Justicia

El poder judicial está regulado por unos principios fundamentales establecidos en la Constitución a través del artículo 85; «En nombre del pueblo andorrano, la justicia es administrada exclusivamente por jueces independientes, inamovibles y, en el ámbito de sus funciones jurisdiccionales, sometidos sólo a la Constitución ya la ley. La organización judicial es única. Su estructura, composición , funcionamiento y el estatuto jurídico de sus miembros deberán ser regulados por ley calificada. Se prohíben las jurisdicciones especiales«.

El poder judicial es un poder público soberano, sometido a los principios de publicidad y libre acceso; independiente de los demás poderes públicos, único e independiente en su ejercicio; enmarcado en la división de poderes, y por tanto, sometido consiguientemente, a la Constitución y a las leyes.

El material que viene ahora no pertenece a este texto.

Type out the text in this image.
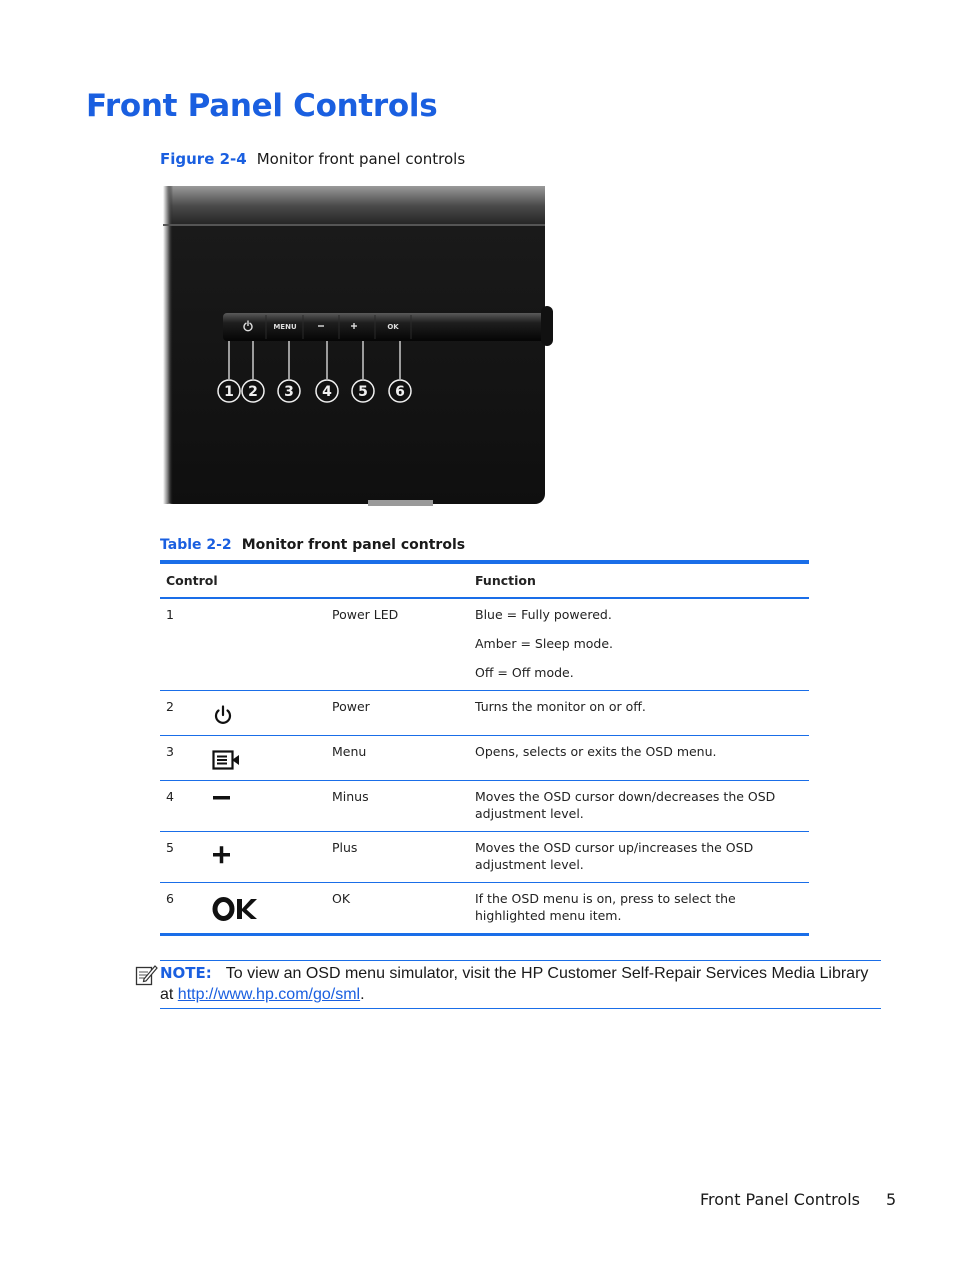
Front Panel Controls
Figure 2-4 Monitor front panel controls
MENU	OK
1 2 3 4 5 6
Table 2-2 Monitor front panel controls
Control			Function
1		Power LED	Blue = Fully powered.

Amber = Sleep mode.

Off = Off mode.

2		Power	Turns the monitor on or off.

3		Menu	Opens, selects or exits the OSD menu.

4		Minus	Moves the OSD cursor down/decreases the OSD adjustment level.

5		Plus	Moves the OSD cursor up/increases the OSD adjustment level.

6		OK	If the OSD menu is on, press to select the highlighted menu item.

NOTE: To view an OSD menu simulator, visit the HP Customer Self-Repair Services Media Library at http://www.hp.com/go/sml.
Front Panel Controls 5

El ejercicio de las funciones jurisdiccionales pertenece al poder judicial; pero no corresponde a cualquiera de sus órganos, sino que cada supuesto pertenece al órgano judicial que resulte predeterminado por las normas de competencia y procedimiento en vigor. El poder judicial, en su ejercicio tiene los objetivos de interpretar la ley, mantiene el respeto de los preceptos institucionales, sobre todo la prestación de los derechos y libertades fundamentales, y hace el control de la legalidad de la actividad administrativa y reglamentaria del Gobierno y de la Administración pública.

El órgano de representación, gobierno y administración de la organización judicial es el Consejo Superior de la Justicia, que vela por la independencia y el buen funcionamiento de la justicia. Nombra a los alcaldes y magistrados y a los miembros del Ministerio Fiscal, estos últimos a propuesta del Gobierno.